As I always like to say, 188-hp is OK. But 485 is better.
Introducing the Nissan Juke-R: a vehicle all automakers should imitate at least once.
To be clear, the Juke-R is not a production vehicle sanctioned by Nissan. In fact, execs there don’t like the idea one bit. The super-ute is more of an experiment to see what would happen if a supercar’s insides were stuffed into a small sub-$20,000 crossover, or if it could even be done. In this case, the Nissan GT-R’s 485-hp 3.8-liter V-6 twin turbo engine was stuffed into the Juke’s engine bay, along with the supercar’s suspension bits and transmission. It all combines for a 0-60 time of 3.2 seconds and a 160-mph top speed.

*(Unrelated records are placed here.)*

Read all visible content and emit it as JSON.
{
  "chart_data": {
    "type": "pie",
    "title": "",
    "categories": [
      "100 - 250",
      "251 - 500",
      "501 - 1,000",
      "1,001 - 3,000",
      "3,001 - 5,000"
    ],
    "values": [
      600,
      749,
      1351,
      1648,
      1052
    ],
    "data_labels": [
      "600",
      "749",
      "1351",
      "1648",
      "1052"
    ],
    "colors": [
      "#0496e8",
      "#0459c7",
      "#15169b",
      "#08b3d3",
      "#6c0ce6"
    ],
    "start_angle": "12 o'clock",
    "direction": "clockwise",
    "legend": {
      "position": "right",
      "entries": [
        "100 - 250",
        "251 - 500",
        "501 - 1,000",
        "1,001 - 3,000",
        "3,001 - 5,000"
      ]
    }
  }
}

So that answers the question of if such craziness can be done. Should it be done? Of course!
Take the new Dodge Dart we wrote about yesterday. It will come with a choice of 4-cylinder engines, but why not make a one-off, or even a special edition, featuring the 4.7-liter 433-hp engine from the Maserati Gran Turismo? Dodge and Maserati both belong to FIAT and surely a good tuning house could make the adjustments needed to wedge the superbeast engine in there somehow. Call it the modern Dodge Dart Swinger and watch the free media coverage explode.
What other small cars would be a good fit for a massively fast engine?